All Watched Over by Machines of Loving Grace

This article tries to draw some distinctions between using management data or business intelligence, and the use of “big data”, with some caveats about the latter and the possible blind trust in numbers from the less-than-numerate.


Last week I went to a demonstration of a piece of a piece of software to help with student retention. There are some great things that the tool allows – integration with student information systems (including SITS), access to VLE analytics; the ability for any member of staff to flag a concern about a student. In addition to that however, the system looks at the last three years worth of retention data, looking at who withdraws and why and then  predicting correlations (if not causality).

So far, so good. I’m a big fan of exploiting data that we have available to us, to allow us to perform more effectively and successfully.

For example, looking at national data, we can identify how well we perform as an institution compared with others, either overall, or in individual subject areas. From this we could identify how successful we are in recruitment, or in degree outcomes

At a more granular level, ,we can look internally at portfolio performance information, to see how academic awards perform overall compared to each other – how overall retention rates or good degree outcomes compare between subjects. At a lower level of granularity, we look at the marks achieved on individual modules, their distribution, and how they compare to each other.

All of this provides simple and useful management information (or at the least granular level, business intelligence) which can help us to improve what we deliver, and improve the outcomes for our students.

What it does not do is provide a “big data” approach to education.

With enhanced student information, linked to personal tutoring or coaching we could start to look at how we could support individuals better, to identify their likely outcomes and to support them in achieving them. This is still a management information approach.

Going to eh next stage though, of profiling students, based on their various individual characteristics is where the water starts to be muddied.

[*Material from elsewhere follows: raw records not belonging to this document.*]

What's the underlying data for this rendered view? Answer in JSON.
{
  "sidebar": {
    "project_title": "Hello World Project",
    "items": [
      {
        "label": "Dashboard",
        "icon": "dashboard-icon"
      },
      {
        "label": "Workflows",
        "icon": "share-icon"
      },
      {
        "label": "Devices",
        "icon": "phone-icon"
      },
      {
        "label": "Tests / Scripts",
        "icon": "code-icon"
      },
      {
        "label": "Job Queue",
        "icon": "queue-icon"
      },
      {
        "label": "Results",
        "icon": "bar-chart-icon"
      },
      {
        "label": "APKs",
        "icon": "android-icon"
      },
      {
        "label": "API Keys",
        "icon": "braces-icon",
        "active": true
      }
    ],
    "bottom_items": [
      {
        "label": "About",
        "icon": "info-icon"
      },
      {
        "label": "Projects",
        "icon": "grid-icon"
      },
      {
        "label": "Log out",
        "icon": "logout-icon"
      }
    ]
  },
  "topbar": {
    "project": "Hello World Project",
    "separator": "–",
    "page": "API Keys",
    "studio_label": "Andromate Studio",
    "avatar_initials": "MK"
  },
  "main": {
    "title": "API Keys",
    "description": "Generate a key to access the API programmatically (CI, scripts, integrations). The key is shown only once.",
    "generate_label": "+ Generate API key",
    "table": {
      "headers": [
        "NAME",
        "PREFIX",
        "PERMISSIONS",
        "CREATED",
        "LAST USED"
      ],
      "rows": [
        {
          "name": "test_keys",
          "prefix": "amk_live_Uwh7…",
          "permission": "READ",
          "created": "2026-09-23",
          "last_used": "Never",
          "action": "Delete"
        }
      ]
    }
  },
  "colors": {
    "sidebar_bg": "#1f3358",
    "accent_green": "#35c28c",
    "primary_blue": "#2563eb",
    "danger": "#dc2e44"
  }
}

We cloud provide information to tutors on information such as: entry qualifications; attendance; engagement with the VLE and marks obtained. In addition we also hold information on age, ethnicity, gender, socio-economic class, first generation HE, distance from home and many others. Individual staff may not be able to make any inferences from this themselves, but an algorithmic approach could.

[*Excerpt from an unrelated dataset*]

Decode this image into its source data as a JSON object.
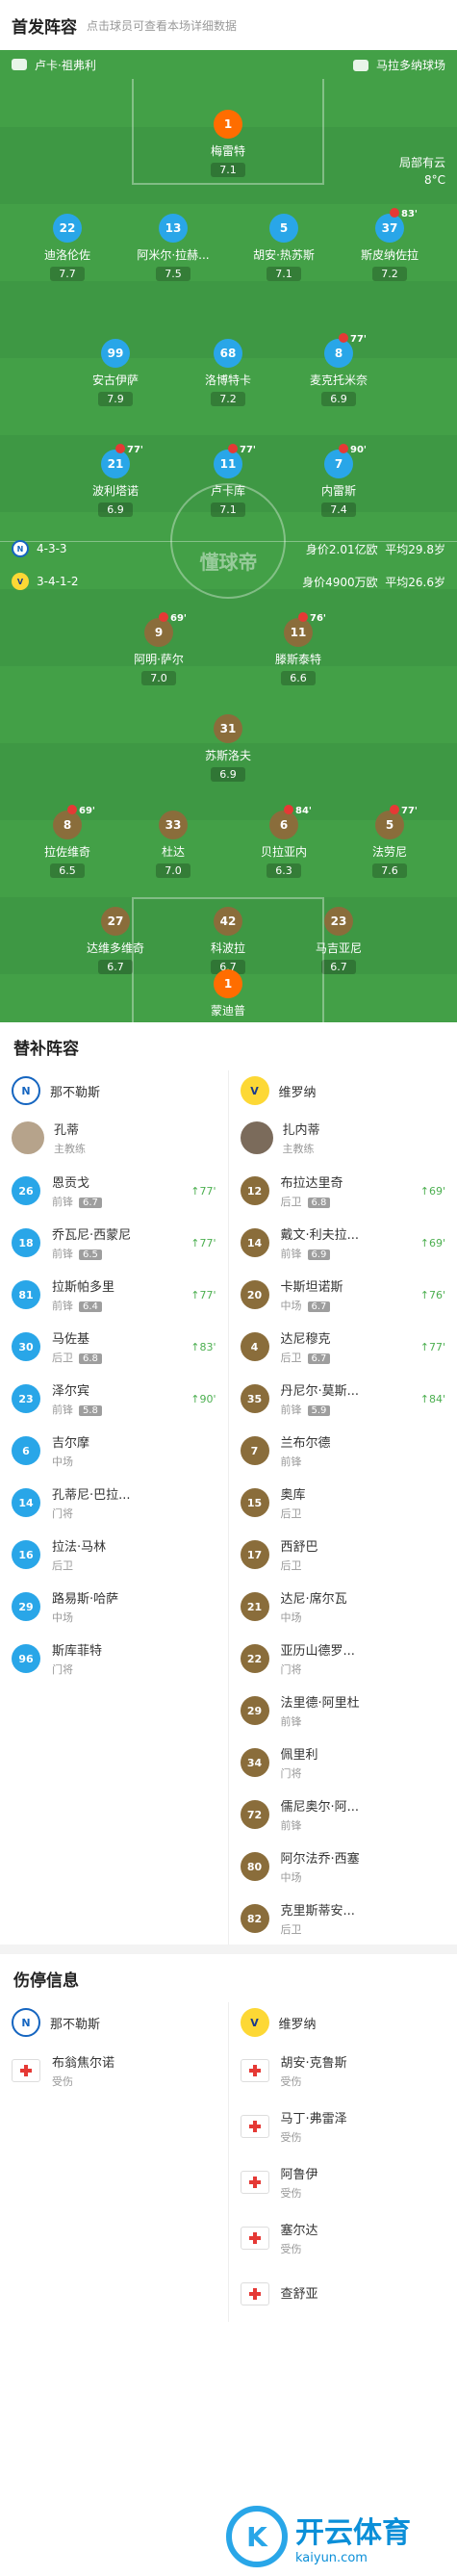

Considering retention, the big data approach would look at all of this, and provide algorithms to identify a risk factor for students withdrawing. It could use a traffic light system – red, amber and green, with those scoring red as being most likely to withdraw.

Kate Crawford of MIT and writing a blog for the Harvard Business Review says:

But can big data really deliver on that promise? Can numbers actually speak for themselves?

Sadly, they can’t. Data and data sets are not objective; they are creations of human design. We give numbers their voice, draw inferences from them, and define their meaning through our interpretations. Hidden biases in both the collection and analysis stages present considerable risks, and are as important to the big-data equation as the numbers themselves.

Depending on how the algorithm has been decided, we would then decide where to focus our interventions. Assuming that there will always be withdrawals, maybe we would’t intervene in studnets flagged as red, a their probability of withdrawing is high?

We’d need to look behind the algorithm, These are not as agnostic as the purveyors of technology might have us believe. If we found that students with BTEC entry qualifications were more likely to withdraw, we might flag them as a concern. However, we also know that students of a BME background are more likely to have a BTEC qualification. Our  algorithm might now have produced an unintended consequence of flagging these students as a high risk of withdrawal, and our policy might possibly even limit the interventions we might use.

If we adopt a big data approach, just to this simple aspect of HE, further questions arise for me:

  1. What information do you share with teaching staff – do they see the colour coding?
  2. What do you share with students – do they know how they have been categorised?
  3. How easy is it to change categorisation?

The HE sector has plenty of data to use, some of it could be treated as “big data”, and although  it might be useful to identify some correlations, unless we include human agency in our decisions then we cede control to a series of computer algorithms. We have to be prepared or able to challenge the outputs, and must not naively trust any set of numbers we are presented with.

I’ll finish with a couple of quotes from David Kernohan of JISC:

After all, if big data can reduce every problem to a bar chart, you don’t need people to choose the option that the machine tells you will make the numbers go up. – See more at:


those of us who wish to continue being knowledge workers need to start making sense of data (and for that matter finance, but that’s maybe another story). If every policy position is “justified” by a slew of numbers, we need more people that can make sense of these numbers. Maths – naturally – is hard and we’d all rather be shopping or watching cat videos. But if we want to understand the decisions that affect the world around us, we need to learn to read numbers and to be confident in disputing them. Policy is now quantitative – we need to get better at teaching people how to participate. – See more at:

My title, by the way, comes from a poem by Ricahrd Brautigan, and was used as the title of a series of BBC documentaries in 2011.